TRPV1 and TRPV4 inhibit inflammatory responses by reducing inflammatory factors and by linking the JNK, Akt and ERK pathways to promote apoptosis and autophagy (43,75,76). Therapeutic hypothermia induced by TRPV1 reduces the consumption of sugar and oxygen, and the metabolism of brain cells to exert additional neuroprotective effects (45-57). TRPV1 also enhances vasodilation to alleviate ischemic injury via the AMPK-eNOS pathway (37-39). The mechanism of TRPV2 in attenuating ischemic injury is different from that of TRPV1 or TRPV4 in that it promotes the release of NGF, thereby promoting neuronal growth via the MAPK-JNK/ERK pathways (61,63).

In the present review, the reason for the different effects of TRPV1 and TRPV2, (which are non-selective ion channels) were analyzed. Previous studies demonstrated that Ca²⁺ serves an important role in ischemia and IR injuries (28,31). Therefore, the majority of studies conducted related experiments, which revealed that TRPV1 and TRPV2 are highly permeable to Ca²⁺ (29,38,61). However, their roles in injuries are vastly different, which the present study hypothesizes is due to their different expression sites. TRPV1 is expressed in numerous cell types, such as neural, vascular endothelial and glial cells, whereas TRPV2 is primarily expressed in neural cells. Thus, studies on TRPV1, including blood vessels, neurotoxicity and inflammation are extensive. There were few studies on TRPV2 and ischemia or ischemic reperfusion. The existing data predominantly refer to NGF and TRPV2. NGF is a key factor in neuron growth, which might be the entry point for studying them. In future studies, further investigation into other factors or pathways and how they are associated with TRPV2 could be investigated, which would enhance research data and provide a basis for the treatment of cerebral ischemia. Among the TRPVs, TRPV1 is expressed in cerebrovascular endothelial cells, neurons and astrocytes (103), and the TRPV1 channel has been revealed to be a potential target influencing the efficacy of treating strokes (16).

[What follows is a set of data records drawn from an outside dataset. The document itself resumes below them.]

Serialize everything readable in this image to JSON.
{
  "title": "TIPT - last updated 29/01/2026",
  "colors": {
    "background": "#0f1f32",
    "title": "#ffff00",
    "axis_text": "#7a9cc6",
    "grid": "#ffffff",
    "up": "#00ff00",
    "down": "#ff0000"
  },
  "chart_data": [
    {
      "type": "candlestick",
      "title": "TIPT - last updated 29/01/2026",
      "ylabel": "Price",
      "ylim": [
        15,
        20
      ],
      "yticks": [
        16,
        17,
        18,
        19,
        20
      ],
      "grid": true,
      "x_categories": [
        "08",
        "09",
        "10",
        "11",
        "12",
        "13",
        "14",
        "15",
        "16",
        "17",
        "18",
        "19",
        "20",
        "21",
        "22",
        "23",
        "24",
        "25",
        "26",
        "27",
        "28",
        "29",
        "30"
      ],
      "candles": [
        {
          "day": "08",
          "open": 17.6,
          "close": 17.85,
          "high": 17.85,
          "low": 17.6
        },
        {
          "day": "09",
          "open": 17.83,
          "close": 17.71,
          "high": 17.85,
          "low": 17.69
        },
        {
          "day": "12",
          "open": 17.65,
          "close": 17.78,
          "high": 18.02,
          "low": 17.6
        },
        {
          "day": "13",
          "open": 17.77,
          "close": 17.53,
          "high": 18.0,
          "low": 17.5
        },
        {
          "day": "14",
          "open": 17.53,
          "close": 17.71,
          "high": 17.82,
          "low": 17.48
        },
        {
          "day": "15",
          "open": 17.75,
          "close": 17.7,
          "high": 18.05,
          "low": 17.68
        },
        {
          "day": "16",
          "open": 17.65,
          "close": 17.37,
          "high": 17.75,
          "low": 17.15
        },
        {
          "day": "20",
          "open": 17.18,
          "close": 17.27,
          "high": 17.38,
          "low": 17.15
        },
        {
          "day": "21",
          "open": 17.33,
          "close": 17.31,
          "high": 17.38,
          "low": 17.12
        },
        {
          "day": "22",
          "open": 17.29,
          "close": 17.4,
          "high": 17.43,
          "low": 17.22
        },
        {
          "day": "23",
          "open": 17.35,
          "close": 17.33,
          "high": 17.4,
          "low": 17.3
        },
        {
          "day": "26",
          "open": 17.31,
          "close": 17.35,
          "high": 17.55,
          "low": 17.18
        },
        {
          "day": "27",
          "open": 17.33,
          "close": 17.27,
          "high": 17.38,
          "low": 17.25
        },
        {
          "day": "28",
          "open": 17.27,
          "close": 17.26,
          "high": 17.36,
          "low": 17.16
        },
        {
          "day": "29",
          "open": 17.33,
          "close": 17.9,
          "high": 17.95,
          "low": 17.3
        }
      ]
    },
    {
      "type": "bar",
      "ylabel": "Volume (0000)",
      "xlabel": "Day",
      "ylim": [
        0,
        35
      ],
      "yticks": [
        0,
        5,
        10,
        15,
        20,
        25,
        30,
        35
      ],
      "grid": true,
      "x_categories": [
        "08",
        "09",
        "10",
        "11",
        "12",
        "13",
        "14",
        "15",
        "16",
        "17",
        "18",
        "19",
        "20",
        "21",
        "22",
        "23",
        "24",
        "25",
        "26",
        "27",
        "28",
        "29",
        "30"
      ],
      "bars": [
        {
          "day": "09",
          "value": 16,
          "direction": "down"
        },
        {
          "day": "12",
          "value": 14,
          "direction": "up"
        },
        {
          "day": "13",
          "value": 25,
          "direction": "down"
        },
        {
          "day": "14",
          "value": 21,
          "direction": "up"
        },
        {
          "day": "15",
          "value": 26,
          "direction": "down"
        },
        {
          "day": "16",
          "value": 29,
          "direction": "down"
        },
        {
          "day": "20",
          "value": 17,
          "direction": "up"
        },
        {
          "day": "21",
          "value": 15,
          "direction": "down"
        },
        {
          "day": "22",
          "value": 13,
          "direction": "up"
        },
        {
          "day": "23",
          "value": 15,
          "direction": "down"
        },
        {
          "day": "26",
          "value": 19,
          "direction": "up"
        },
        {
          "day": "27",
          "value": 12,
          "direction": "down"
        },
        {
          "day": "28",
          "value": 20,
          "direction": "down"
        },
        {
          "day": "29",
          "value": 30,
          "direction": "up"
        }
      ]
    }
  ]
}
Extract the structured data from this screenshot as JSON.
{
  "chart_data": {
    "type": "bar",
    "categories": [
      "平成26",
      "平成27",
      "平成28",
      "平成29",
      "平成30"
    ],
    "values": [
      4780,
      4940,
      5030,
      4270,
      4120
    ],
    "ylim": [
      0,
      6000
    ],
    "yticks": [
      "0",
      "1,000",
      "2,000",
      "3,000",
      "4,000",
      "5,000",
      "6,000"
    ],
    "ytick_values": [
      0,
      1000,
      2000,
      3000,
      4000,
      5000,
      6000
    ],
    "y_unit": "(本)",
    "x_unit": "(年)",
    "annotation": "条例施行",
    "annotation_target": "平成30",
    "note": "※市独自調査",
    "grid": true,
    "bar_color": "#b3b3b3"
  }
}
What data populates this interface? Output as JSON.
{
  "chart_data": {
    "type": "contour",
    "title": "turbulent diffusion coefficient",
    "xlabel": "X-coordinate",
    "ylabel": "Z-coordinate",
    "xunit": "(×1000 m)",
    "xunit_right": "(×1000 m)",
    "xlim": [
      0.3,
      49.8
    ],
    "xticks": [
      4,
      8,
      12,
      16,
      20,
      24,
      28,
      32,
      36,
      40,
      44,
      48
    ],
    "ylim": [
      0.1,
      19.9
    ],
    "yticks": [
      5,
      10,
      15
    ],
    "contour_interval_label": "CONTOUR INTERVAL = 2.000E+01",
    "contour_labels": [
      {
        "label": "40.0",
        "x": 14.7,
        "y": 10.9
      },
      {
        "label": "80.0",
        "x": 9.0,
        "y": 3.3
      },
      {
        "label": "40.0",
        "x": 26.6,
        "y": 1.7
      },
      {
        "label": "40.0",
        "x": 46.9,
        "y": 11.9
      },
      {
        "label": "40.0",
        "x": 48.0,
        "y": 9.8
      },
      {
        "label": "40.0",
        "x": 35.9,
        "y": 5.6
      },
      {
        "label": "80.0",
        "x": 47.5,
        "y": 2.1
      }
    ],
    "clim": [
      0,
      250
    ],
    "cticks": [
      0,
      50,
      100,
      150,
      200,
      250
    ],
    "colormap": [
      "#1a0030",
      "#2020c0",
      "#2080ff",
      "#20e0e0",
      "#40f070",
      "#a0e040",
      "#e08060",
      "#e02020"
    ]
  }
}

In addition to their crucial function in regulating Ca²⁺ influx, TRPVs also exert a neuroprotective effect via other signaling pathways, such as the p38 MAPK, JNK and PI3K-Akt signaling pathways. The physiological effects accompanying the TRPV channels and their associated signal transduction pathways still require further investigation. Furthermore, additional in vivo and in vitro experiments are required to rigorously evaluate the role of TRPVs in neurological injury following cerebral ischemia, as well as to provide targets for the development of novel drugs and to inform strategies for the clinical treatment of cerebral ischemia, as the pathogenesis of cerebral ischemic injury is complex. In the future, the related pathways of angiogenesis and TRPVs require further investigation to determine whether the mechanism regulating TRPVs can help increase axon signal transduction in neurons and enhance brain protection.